Levantar
una lona, acomodar herramientas. Subirse a la bici y llevar tortas, pañales,
dosis de insulina. Ver caras, intercambiar palabras sometidas a la urgencia.
Someterse a la urgencia uno mismo. Caras y números telefónicos, apretones de
manos. Lo desconocido que se vuelve conocido, la ciudad trasvasada colapsada en
sus muros que arrojan a la calle una vida provisoria. Gente que es de aquí y no
es nosotros, pero sí. Envidiarles la energía, la capacidad de trabajo, el
optimismo, el saber hacer lo que uno nunca.
Querer
normalizarse, regresar. Saber de otros que se fueron y quisiéramos
desenterrarlos de la anomalía, devolverlos a la norma. Pero es parte de la
norma.

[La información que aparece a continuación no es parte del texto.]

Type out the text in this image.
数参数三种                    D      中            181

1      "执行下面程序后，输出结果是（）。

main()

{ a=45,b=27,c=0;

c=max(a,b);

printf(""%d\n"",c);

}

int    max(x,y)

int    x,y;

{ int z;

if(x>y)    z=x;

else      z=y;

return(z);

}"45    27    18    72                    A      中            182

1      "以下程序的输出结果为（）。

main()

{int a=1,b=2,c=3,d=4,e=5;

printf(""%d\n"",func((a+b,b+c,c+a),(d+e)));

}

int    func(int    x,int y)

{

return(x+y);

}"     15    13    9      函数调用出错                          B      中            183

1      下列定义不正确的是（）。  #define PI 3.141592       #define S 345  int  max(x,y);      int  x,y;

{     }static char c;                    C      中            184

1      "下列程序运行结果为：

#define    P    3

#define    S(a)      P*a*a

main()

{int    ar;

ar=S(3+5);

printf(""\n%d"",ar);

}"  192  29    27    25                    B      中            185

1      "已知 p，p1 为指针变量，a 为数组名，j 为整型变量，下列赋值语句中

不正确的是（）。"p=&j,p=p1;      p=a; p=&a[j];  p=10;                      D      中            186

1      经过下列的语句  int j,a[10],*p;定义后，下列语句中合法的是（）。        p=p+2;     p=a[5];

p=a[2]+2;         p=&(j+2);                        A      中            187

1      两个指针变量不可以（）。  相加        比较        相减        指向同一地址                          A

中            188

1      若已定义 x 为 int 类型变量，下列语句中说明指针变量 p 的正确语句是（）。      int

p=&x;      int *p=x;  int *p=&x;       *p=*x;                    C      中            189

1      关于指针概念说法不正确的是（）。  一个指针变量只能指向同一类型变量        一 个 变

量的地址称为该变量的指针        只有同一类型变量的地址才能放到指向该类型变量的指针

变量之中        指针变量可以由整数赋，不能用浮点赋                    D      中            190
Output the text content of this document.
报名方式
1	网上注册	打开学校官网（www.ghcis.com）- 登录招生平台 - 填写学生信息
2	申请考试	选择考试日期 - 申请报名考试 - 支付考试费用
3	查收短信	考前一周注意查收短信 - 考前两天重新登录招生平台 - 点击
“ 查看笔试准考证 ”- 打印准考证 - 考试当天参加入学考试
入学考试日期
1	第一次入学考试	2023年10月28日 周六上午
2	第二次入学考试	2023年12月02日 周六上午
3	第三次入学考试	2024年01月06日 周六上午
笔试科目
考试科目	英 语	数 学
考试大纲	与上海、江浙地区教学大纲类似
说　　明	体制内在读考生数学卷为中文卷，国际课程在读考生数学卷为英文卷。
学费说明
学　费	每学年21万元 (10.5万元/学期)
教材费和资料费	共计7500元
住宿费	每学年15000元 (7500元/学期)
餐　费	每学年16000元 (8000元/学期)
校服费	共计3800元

Ponerles una mano, no en el hombro sino en el cabello polvoriento, en el
hilo de sangre que les caliente el cuerpo todavía.
Porque
son más de 43 y menos de 10 mil (así, ya redondeados por la desmemoria) y
porque quisiéramos que sigan siendo. Ganas de pensar y de escribir, ganas de
ayudar y de salir corriendo, de ser otros.
La
cola enorme fuera de la librería sin grietas. El engaño. El provecho de los
pobres de espíritu. La mala fe victimizada y las palabras e imágenes que se
embisten y entrecruzan como para levantar al país o terminar de hundirlo en la
Gran Falla.
Hay
perros que rescatan y perros que marchan sobre el escombro como si quisieran
aplanar el derrumbe como si fuera un rostro de estudiante que se deshuesa y
agrieta y cruje bajo las pisadas bruscas del olvido.
Llenar
un camión de víveres, pero anotar la placa. Estrechar una mano que se tiende,
pero olfatear la intención con la mirada. Dudar de que valga la pena pero
sentir el llanto en cada calle acordonada y odiar la posición de firmes, la
culata, el discurso tieso de los héroes con corbata y el tuitero que lo repite;
odiarse uno mismo por perder el tiempo cuando hay que cargar las cosas en la
bici y anotar lo que hace falta, anotar estas líneas sobre el mapa en el que
los autos ya no pueden avanzar.
No
saber si cavamos para encontrarnos o para perdernos.